Only twice during the past 25 years have I missed attending the annual Shooting, Hunting and Outdoor Trade Show (SHOT Show®). This industry only trade event brings together product manufacturers, dealers, media, PR professionals, and just about anybody related to activities involved in getting an outdoors product into the hands of the shooting and hunting consumer.
Recently, I’ve spent some time reflecting on what attending SHOT has taught me over all these years. Here’s a few tidbits I’ve gleaned from my experiences:
- NICE LOOKING EXHIBITS ALONE DON’T MAKE THE SALE. Staff at the booth needs to find creative ways to engage the customer and develop a product need with the show attendee. It’s a rare product that can actually sell itself.
- DRESS IN NICE ATTIRE. If you want to be treated like a professional, than it pays to look like a professional and not dress like a slob. T-shirts may be comfortable, but they rarely speak “I’m someone important you should talk to.” Many show attendees could benefit by heeding this advice.
- TIME IS MONEY…DON’T WASTE TIME. This advice can be construed several different ways. Most importantly is to gather your thoughts before approaching staff at a show booth. Exhibitors have a fixed amount of time to discuss their product line with as many people as possible. Be courteous by being well-prepared in your questioning.
- DON’T BE SHY. Learn to strike up a conversation with a perfect stranger. Within seconds you’ll learn if they are receptive or not. So much can be learned just by chatting with fellow show attendees. For instance, ask them what is the most intriguing item they’ve seen so far. It might give a lead you wouldn’t ordinarily have known about.
- SET GOALS. PLAN YOUR ATTACK. Let’s face it, you can’t accomplish it all at SHOT. By setting realistic goals and then outlining a solid plan to achieve them, you will make the best use of your precious little time.
- BRING A LARGE STACK OF BUSINESS CARDS. Oh, sure, most booths have badge scanners…but nothing replaces the simplicity of exchanging a business card. HINT: make sure your business card is blank on the reverse side as most people like to take some notes to jog their memory about who you are/what you need.
- PAY ATTENTION TO YOUR FEET. Don’t overdo it and wreck your feet the first day. When the “dogs start barking” make sure you pay attention and get some rest. Remember, while many areas of the show are carpeted, your feet are still walking on acres upon acres of hard, unforgiving concrete. Ouch!
- KEEP TRACK OF TIME. This can be a tough one for me. The days always seem to go way too fast. If you’ve made appointments to meet someone, make sure you’ve allowed ample time to navigate to where you need to go.
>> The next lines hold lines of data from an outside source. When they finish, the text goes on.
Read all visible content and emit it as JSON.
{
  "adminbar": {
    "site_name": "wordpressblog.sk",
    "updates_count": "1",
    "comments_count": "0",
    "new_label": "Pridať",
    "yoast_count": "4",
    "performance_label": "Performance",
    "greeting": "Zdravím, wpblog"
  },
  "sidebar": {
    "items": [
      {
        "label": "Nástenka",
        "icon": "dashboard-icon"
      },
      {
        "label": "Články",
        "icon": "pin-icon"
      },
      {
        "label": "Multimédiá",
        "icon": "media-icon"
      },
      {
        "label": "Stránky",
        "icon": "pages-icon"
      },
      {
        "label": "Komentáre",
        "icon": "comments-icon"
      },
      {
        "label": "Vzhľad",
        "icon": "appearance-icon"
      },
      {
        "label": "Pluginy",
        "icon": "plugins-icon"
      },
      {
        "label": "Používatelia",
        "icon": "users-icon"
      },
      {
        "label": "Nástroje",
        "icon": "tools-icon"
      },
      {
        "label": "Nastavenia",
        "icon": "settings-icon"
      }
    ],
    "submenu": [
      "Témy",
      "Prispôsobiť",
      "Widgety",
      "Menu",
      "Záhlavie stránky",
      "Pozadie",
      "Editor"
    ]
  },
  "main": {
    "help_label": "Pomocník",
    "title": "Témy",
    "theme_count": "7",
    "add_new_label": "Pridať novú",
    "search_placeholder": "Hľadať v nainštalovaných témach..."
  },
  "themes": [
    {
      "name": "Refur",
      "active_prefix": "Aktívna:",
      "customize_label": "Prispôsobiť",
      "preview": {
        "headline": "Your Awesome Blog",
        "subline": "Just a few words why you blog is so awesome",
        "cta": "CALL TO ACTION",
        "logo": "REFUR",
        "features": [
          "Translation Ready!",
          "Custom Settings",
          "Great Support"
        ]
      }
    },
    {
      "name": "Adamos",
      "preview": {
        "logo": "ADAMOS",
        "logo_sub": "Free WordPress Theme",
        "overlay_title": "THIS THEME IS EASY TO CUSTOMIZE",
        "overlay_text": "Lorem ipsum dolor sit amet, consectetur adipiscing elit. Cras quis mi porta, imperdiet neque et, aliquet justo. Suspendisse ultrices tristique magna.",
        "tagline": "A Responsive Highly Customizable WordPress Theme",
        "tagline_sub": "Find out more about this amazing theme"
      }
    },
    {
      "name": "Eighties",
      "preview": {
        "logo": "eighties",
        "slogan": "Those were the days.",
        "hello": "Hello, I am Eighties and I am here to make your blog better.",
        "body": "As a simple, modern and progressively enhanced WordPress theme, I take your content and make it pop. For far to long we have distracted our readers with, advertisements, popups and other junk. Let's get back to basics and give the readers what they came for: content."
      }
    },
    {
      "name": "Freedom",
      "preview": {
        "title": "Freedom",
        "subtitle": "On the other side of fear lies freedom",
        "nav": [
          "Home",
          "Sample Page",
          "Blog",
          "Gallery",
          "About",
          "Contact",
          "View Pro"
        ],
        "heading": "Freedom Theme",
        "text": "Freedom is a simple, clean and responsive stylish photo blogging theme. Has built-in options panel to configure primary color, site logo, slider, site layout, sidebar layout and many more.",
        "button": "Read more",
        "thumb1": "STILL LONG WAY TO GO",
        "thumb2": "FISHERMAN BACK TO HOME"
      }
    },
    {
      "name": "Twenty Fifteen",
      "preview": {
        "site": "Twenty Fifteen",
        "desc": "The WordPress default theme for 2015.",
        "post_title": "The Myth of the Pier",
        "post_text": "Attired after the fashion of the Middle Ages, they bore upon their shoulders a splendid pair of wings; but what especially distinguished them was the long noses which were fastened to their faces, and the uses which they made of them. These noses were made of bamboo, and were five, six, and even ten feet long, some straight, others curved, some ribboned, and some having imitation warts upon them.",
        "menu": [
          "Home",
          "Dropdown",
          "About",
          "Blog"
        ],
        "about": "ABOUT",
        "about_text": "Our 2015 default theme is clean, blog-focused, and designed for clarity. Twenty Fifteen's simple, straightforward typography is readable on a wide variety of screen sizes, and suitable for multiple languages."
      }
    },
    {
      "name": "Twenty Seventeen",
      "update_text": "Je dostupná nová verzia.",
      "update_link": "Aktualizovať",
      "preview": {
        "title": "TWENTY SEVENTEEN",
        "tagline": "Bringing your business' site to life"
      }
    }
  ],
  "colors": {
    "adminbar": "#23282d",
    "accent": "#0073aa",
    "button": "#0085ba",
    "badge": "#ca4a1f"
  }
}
- HYDRATE THAT BODY. Remember, you may be in Las Vegas but it’s still a desert. Moreover, by adding alcohol to your system during the evenings this behavior will further dry you out. To feel and perform your very best everyone needs to drink plenty of liquids throughout the day.
- BRING A NOTEBOOK…TAKE NOTES. SHOT is all about memory overload, so don’t rely on your mind to remember it all. If you see something nifty in a booth…write it down along with the booth number. This allows you to take the SHOT Show directory and make contact after the show, if necessary.
- SHARE A CAB RIDE. Not only does it save money, but it also presents yet another opportunity to strike up a conversation with a stranger. Some of my most fond cab rides have been with people I’ve just met. Plus, you never know how the connection could end up benefiting you down the road.
- AVOID THE LAS VEGAS NIGHTLIFE. When the doors at SHOT close go back to your room and order room service. Then plan to turn in early for a refreshing start the next morning. What? You don’t like this suggestion? Actually, I don’t either…that’s why I sometimes break even my own advice.